Si è aperta con il film “Il colibrì” l’edizione numero 17 dell’evento nella Capitale. Ritorna la gara con 16 autori emergenti
colibrì

Ci sono le scolaresche, vivaci come sempre nella sezione davvero più innovativa, ossia Alice in città. Ci sono i giornalisti, c’è il red carpet dove i divi e le dive nostrane e non si esibiscono, ci sono le masterclass. E ci sono i film. In un evento che è da anni alla ricerca di una propria identità – non più in concorrenza con Venezia – si ritorna, grazie alla direttrice artistica Paola Malanga e al presidente Gian Luca Farinelli (il nuovo tandem) al vecchio Concorso. Viene definito Progressive cinema, affidato ad autori indipendenti, punta al realismo nei diversi generi con 16 opere di cui sette italiane. Ha aperto un film non in concorso, cioè Il colibrì di Francesca Archibugi dal romanzo di Sandro Veronesi. Lavoro difficile, amplificato dai numerosi flashback, recitato stupendamente da un cast molto scelto – Favino, Morante, Smutniak, Béjo, Nanni Moretti nella parte di sé stesso come psichiatra –, e racconta la storia di una famiglia borghese attraverso le vicende di Marco Carrera, il protagonista, un uomo che come il piccolo colibrì rimane sempre fermo di fronte alle disgrazie della vita. Le sue vicissitudini sono drammatiche: l’amore per una ragazza della giovinezza che dura, platonicamente – una libera scelta –, tutta la vita, un matrimonio infelice con una donna folle, i suicidi che costellano la famiglia, il contrasto con il fratello.
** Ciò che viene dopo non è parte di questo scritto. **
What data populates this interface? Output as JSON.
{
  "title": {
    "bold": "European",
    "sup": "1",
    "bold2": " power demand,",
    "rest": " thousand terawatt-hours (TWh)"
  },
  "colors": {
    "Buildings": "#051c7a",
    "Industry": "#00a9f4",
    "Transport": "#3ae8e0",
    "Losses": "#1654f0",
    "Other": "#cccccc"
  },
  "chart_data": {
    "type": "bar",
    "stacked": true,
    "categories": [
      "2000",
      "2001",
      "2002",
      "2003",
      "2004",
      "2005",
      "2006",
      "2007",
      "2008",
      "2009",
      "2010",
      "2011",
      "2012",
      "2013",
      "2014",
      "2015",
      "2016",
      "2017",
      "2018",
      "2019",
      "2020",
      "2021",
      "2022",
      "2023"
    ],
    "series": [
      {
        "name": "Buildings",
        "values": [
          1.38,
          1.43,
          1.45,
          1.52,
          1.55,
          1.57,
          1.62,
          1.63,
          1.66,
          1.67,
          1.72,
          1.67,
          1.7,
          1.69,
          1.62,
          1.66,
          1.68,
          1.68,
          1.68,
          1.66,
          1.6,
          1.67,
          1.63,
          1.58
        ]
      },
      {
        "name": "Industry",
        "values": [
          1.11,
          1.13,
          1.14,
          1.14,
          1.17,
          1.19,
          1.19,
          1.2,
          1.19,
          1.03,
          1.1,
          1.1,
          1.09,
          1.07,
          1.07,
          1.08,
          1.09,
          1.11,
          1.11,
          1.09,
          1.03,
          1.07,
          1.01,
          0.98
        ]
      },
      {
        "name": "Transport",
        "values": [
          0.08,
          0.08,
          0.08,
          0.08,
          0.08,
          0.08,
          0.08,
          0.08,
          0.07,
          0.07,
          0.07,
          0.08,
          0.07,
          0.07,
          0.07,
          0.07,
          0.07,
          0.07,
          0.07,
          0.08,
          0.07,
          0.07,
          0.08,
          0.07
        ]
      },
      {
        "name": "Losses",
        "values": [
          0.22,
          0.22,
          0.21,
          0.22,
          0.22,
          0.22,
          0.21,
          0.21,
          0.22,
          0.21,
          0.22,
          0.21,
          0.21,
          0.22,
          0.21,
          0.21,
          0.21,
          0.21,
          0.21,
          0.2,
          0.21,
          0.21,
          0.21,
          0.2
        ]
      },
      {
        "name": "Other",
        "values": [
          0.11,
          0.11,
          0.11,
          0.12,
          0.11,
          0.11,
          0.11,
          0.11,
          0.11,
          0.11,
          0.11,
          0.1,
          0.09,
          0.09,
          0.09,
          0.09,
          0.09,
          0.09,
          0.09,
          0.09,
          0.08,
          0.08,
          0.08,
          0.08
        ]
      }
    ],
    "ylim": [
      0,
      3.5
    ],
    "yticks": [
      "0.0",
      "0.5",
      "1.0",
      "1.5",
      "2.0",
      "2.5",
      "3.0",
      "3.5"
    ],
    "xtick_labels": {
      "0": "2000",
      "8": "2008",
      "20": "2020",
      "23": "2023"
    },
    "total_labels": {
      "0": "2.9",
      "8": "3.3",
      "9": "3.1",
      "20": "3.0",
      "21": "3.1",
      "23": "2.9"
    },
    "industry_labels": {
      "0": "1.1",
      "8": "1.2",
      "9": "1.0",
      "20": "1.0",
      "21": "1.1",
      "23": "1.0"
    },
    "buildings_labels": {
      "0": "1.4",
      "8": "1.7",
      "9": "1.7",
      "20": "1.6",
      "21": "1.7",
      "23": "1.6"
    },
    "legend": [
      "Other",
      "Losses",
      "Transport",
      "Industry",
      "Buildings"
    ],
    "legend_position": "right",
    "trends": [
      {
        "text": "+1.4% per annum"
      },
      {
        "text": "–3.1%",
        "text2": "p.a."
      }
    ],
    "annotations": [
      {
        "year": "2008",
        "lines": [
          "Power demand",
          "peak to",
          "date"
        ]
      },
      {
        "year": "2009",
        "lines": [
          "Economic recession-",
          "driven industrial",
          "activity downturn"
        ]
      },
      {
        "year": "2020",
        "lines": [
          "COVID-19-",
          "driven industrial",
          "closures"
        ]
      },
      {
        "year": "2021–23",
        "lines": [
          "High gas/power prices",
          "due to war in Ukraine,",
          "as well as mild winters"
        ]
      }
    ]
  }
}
È un film sulla morte, in definitiva, davanti alla quale Marco, abituato a star fermo dinanzi agli eventi, abituato ai suicidi, decide anch’egli di togliersi la vita: calmo, con i propri cari vicini, di fronte al mare. Nessun riferimento spirituale o religioso. Il dolore viene rimosso o accettato o irrisolto in un universo dignitoso ma alla fine privo di speranza. Si può solo piangere – la scena dell’eutanasia è molto forte – e non si è consolati. Ognuno è terribilmente solo nel nostro mondo occidentale. Marco ha paura del dolore, perciò decide di morire, uomo del nostro tempo, forte mentre la fragilità nel film è soprattutto femminile.

Il film, molto ben fotografato, conta momenti assai belli come il discorso di Marco ai suoi amici giocatori d’azzardo sulla “miseria” delle loro vite, il rapporto con la nipotina, l’ingenua giovinezza. Tuttavia risulta freddo, implacabile, duro, pur con alcuni barlumi di momentanea felicità nell’amore.